Déboutées de leurs demandes par le tribunal et en appel, les organisations se pourvoient en cassation. Au-delà de la querelle opposant FFB et CAPEB, l’affaire offre une illustration intéressante sur la liberté contractuelle des partenaires sociaux dans le processus de restructuration des branches professionnelles.

Tous les syndicats représentatifs dans une ou plusieurs branches préexistantes sont invités à la négociation

S'agissant de la présence de l'UNSA aux négociations, la Cour de cassation reprend les termes de l'article L 2261-34 du Code du travail. Selon cette disposition, jusqu'à la mesure de représentativité des organisations patronales qui suit la fusion des branches, sont admises à négocier les organisations patronales représentatives dans le champ d'au moins une branche préexistant à la fusion. Cette règle s'applique également aux organisations syndicales de salariés. Ainsi, lorsque les partenaires sociaux décident, en vertu du principe de liberté contractuelle, de procéder à la fusion de plusieurs branches professionnelles existantes, doivent être invitées à cette négociation toutes les organisations syndicales représentatives dans une ou plusieurs branches professionnelles préexistantes à la fusion.

En l'espèce, les deux accords contestés prévoyaient bien la négociation de 2 CCN en remplacement des CCN des 4 branches préexistantes et, étant représentative dans le champ couvert par la CCN des ouvriers employés par les entreprises du bâtiment jusqu'à 10 salariés (soit une des 4 branches préexistantes à la fusion), l'UNSA avait vocation à participer à la négociation des accords litigieux.

Les partenaires sociaux peuvent décider librement du périmètre de la CPPNI

S'agissant de la constitution de 2 CPPNI, les hauts magistrats considèrent qu'en application du principe de liberté contractuelle, les partenaires sociaux sont libres de décider, pour la mise en place d'une CPPNI, du périmètre de cette commission et, dès lors, du champ d'application de la CCN de la branche correspondante.

A notre avis :

Pour légitimer la constitution des 2 CPPNI, la Cour de cassation s'appuie également sur une décision du Conseil constitutionnel de novembre 2019 qui précise que les effets d'un arrêté ministériel prononçant fusion et contraignant les partenaires sociaux cessent au terme du délai de 5 ans suivant la date de cette fusion et qu'une fois que l'arrêté a produit ces effets, les partenaires sociaux peuvent réviser l'accord de remplacement ou, à défaut d'avoir conclu un tel accord, réviser la CCN de la branche de rattachement rendue applicable de plein droit pour en modifier les champs géographique ou professionnel (Cons. const. 29-11-2019 n° 2019-816 QPC : RJS 2/20 n° 104).
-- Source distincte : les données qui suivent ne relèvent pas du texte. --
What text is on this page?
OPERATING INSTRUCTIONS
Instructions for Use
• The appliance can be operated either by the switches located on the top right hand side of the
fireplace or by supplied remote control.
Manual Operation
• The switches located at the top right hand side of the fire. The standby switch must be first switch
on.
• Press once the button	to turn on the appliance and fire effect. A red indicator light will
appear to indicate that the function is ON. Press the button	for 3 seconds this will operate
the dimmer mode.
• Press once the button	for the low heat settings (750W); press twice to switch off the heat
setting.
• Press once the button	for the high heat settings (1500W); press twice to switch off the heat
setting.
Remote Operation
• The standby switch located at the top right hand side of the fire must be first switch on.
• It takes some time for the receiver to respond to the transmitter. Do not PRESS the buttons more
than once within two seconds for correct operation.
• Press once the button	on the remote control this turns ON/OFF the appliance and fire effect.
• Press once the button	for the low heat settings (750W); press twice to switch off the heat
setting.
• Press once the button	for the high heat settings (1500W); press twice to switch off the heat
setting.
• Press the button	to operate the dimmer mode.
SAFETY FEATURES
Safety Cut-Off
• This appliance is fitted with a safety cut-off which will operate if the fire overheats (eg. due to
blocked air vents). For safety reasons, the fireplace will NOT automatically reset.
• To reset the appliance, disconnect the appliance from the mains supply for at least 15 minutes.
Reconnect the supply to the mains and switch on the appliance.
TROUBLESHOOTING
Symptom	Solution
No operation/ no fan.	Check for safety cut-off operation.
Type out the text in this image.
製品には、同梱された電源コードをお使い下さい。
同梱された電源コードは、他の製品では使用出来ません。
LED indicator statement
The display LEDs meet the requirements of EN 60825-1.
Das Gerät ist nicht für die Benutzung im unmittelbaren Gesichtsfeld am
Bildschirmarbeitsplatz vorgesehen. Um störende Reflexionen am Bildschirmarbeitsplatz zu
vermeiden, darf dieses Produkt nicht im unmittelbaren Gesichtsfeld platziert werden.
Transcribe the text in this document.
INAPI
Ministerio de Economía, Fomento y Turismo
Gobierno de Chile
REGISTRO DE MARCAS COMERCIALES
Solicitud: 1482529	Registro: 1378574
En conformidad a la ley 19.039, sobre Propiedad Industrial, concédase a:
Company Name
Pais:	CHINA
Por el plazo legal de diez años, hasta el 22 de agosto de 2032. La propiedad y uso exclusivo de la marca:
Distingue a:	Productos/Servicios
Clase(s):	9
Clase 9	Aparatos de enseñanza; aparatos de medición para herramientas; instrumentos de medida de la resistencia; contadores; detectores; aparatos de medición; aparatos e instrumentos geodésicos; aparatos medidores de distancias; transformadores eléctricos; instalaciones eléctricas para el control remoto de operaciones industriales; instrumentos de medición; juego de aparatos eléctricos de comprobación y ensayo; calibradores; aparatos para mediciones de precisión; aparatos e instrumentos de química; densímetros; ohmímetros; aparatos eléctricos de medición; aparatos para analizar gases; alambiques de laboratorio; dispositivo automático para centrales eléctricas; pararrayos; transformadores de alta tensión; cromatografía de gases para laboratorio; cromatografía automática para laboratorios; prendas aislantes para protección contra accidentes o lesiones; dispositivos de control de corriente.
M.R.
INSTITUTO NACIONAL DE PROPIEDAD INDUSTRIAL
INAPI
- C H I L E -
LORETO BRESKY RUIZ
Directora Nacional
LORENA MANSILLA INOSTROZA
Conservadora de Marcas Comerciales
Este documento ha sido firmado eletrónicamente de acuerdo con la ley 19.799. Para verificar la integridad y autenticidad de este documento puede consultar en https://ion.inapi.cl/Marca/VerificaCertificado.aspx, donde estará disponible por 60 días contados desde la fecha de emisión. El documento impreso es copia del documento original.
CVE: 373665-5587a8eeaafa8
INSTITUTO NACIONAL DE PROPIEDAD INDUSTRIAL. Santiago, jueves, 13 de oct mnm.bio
On voit mal l'intérêt de cet argument dans la mesure où le bâtiment n'a pas fait l'objet d'un arrêté ministériel de fusion.

En l'espèce, les partenaires sociaux avaient instauré 2 CPPNI pour 2 CCN après avoir procédé à la fusion des 4 branches préexistantes dans le secteur du bâtiment. Ce choix relevait donc de leur liberté contractuelle. Les juges du fond n'ayant constaté aucun trouble manifeste, il n'y avait donc pas lieu de suspendre l'application des 2 accords contestés par la FFB.

A notre avis :

Cette décision présage-t-elle de l'avenir du secteur du bâtiment, à savoir le remplacement des 4 CCN du bâtiment existantes en 2 CCN applicables selon l'effectif de l'entreprise ? La FFB n'a peut-être pas dit son dernier mot. En attendant, les anciennes CCN (vieilles de 30 ans) continuent de s'appliquer.